There is an epidemic of obesity in this country affecting all ages, both genders and all ethnic groups. Thus, the report "Accelerating Progress in Obesity Prevention: Solving the Weight of the Nation" from the prestigious Institute of Medicine, adds to the decibel of beating drums calling for national action. However, close examination of the document raises a significant concern. Importantly, the report promotes the roles of increased physical activity and better nutrition as cornerstones of a strategy to combat obesity, but what about sleep?

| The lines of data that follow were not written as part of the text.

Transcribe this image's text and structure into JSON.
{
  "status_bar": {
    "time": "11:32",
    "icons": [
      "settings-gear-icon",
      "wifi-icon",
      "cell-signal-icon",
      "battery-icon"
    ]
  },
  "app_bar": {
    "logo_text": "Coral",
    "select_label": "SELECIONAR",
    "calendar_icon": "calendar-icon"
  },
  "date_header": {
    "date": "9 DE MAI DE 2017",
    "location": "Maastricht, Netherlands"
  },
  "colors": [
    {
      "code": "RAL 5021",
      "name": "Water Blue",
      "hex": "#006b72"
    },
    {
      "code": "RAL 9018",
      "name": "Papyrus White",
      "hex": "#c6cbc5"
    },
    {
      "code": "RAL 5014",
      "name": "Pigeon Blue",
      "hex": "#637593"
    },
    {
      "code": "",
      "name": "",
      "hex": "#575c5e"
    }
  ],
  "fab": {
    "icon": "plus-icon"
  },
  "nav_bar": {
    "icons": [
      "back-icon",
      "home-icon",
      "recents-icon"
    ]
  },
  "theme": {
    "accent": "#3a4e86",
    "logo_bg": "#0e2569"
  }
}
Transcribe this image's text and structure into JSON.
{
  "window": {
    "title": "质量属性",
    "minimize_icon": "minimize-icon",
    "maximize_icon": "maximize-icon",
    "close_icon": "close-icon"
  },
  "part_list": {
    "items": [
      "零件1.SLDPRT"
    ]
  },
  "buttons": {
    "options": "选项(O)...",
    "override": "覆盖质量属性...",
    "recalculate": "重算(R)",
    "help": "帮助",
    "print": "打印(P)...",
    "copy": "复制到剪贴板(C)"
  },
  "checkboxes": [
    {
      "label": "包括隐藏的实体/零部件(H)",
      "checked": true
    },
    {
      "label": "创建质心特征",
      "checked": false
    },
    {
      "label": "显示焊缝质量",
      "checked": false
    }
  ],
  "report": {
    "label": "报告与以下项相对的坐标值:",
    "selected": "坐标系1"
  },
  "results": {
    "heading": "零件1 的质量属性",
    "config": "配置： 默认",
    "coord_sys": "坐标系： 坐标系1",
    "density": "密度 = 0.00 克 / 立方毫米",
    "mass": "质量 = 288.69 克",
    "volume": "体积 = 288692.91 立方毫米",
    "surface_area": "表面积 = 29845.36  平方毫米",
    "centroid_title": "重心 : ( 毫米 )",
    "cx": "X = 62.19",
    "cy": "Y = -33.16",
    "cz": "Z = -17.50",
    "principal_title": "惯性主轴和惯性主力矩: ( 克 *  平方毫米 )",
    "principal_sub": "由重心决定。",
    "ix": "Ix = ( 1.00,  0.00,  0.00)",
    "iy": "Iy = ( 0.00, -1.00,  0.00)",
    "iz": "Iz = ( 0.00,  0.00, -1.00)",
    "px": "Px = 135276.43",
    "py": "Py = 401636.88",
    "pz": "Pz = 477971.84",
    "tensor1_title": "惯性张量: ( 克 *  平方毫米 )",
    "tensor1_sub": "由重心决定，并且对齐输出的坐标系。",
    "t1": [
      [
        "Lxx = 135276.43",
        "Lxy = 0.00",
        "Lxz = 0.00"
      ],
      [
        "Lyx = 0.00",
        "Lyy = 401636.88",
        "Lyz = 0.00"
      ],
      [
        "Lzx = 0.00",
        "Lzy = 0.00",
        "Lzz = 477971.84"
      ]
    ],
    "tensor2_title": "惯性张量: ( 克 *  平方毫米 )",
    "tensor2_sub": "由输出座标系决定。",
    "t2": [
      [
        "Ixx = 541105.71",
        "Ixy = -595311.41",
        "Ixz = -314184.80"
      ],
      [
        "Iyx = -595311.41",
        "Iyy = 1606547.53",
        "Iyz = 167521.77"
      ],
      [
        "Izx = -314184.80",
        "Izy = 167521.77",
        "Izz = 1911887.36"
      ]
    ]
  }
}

A search of the document finds the word "sleep" written only four times, and all of these are in reference to sleep apnea. Did the authors of this report ignore the accumulating data implicating sleep deficiency as an important contributing factor to development of obesity? Moreover, did the Institute of Medicine ignore their own previous report, "Sleep Disorders and Sleep Deprivation: An Unmet Public Health Problem," in which they cite evidence linking sleep loss to obesity? Unfortunately, the answer appears to be "yes."
What are the lines of evidence linking insufficient sleep to obesity? First, there is general agreement that time spent sleeping has declined over the past 30 years. This roughly approximates the rise in obesity. Second, a number of general population studies demonstrate that obesity is more common among those who sleep fewer than six hours per night. Furthermore, short sleep durations also are predictive of future weight gain. Third, basic research shows that short sleep durations increase levels of a hormone that stimulates appetite and simultaneously reduces the levels of a hormone that reduces appetite. Fourth, night shift workers generally sleep less than day shift workers but on average weigh more. Finally, on a personal level, have you felt hungry after staying up all night? I have, and my guess is that many of you have as well. Perhaps this is the best evidence of all linking inadequate sleep to obesity.
With the "weight" of the evidence implicating sleep deficiency as a risk factor for obesity and the indisputable fact that we should be spending one-third of our lives sleeping, can it be denied that sufficient sleep is the third pillar of health along with good nutrition and regular physical activity? Why the Institute of Medicine failed to come to this conclusion is unclear to me. However, the fight against obesity will be difficult to win unless all obstacles are addressed. A golden opportunity may be lost unless America recognizes that more sleep equals less weight.